No balanced trainer accepts abusive training methods, however, we need to draw a line at where abuse starts, and not automatically assume the ALL punishment is abusive. If this is the case, that all punishment is indeed abusive, then how has life on planet earth survived for billions of years? We as humans have the advantage of verbal communication and are privileged with very evolved reasoning ability, that our dogs unfortunately are not capable of. We as humans can communicate instant discomfort with mere words, hence physical punishment is generally not required. However, try telling your dog that he is grounded for a week, or will lose toy privileges for a few days due to its current or past behaviour! Try telling a dog that if he bites you again, he will not get dinner tonight, or will need to move out of home due to his aggressive behaviour, if it doesn't stop!

P+, is nothing more than applying an unpleasant consequence (an aversive) paired with the current behaviour, at just above the dogs "current" threshold of "discomfort". It's instant and lasts for no more than a second. If punishment lingers on, or is taken beyond discomfort, its meaning can become lost to the dog, and will generally cause the dog to become overly confused.

A dogs current emotional state dictates its threshold of discomfort, and that is no different to us humans. The more aroused a dog is, the higher its threshold of discomfort, and the stronger its behavioural responses. This is why its important to always be aware of your dogs current emotional state, so if we need to punish a behaviour, its applied before the dog becomes overly aroused, hence lowering the level/strength of our punishment response. How much easier is it to punish a child when it is in a calm emotional state? Try communicating calmly with a child that is throwing a tantrum, or has become hyper-aroused. A dog is no different. Just as a young child doesn't fully understand emotional states, our dogs have no clue or understanding what emotional states are, they just act and react accordingly. Emotions drive the strength of a behaviour, we therefore need to be the barometer for our children's and our dogs emotional states, and jump in early, and not wait until the behaviour is out of control due to a hyper-aroused emotional state driving it.
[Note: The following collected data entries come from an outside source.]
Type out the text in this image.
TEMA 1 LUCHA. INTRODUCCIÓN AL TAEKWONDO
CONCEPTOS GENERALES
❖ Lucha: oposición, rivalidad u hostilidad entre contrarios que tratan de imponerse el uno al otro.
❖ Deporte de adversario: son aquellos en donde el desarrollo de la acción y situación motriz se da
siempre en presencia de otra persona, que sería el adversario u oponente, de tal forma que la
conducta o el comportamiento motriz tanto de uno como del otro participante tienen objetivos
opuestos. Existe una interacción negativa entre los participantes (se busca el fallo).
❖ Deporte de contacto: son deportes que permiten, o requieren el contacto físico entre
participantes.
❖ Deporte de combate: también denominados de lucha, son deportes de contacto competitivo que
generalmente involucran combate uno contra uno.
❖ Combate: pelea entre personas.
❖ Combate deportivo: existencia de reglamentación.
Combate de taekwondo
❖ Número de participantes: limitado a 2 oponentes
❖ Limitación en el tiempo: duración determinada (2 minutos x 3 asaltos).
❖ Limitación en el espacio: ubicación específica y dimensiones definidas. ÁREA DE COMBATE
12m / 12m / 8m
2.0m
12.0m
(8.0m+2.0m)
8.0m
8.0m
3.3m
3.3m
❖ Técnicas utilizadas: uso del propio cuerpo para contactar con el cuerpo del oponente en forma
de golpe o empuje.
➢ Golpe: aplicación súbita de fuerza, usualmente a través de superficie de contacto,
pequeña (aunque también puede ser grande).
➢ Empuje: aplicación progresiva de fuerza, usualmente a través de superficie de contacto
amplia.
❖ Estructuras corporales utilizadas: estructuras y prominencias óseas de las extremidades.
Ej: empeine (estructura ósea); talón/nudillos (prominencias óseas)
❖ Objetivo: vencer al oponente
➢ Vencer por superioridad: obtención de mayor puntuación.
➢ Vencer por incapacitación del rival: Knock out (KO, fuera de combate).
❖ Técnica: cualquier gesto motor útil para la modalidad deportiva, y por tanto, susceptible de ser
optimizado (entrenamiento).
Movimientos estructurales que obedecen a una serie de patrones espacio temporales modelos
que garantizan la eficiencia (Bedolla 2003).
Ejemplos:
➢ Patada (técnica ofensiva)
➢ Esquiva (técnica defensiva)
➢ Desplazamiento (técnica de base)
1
Punishment is not abuse. However the incorrect application of it can make our response abusive. From the brains perspective, discomfort needs to be escaped from or avoided, whether it is psychological or physical discomfort. Causing pain in my opinion is taking the administering of discomfort to the next level due to not understanding the dogs current threshold of "discomfort", and working from there. When a dog is hyper-aroused the dogs threshold of discomfort increases way beyond needing to avoid what is considered "uncomfortable" discomfort when in a calmer state. When a dog is in an emotional calm state, what is perceived as "painful", would barely register as uncomfortable when in an overly aroused state of mind.

The administering of punishment is not for all intent and purposes to create "pain", its to create a level of discomfort that the dogs brain feels the need to avoid. When we push the dog way above its discomfort level and into pain, we have taken discomfort too far, and then the punishment does become abusive in many instances.

Its important to understand the principles of punishment in the way I have outlined above, and not listen to the positive only and force free extremism, as they are doing more harm to our relationship with our dogs, than the administering of discomfort could ever do.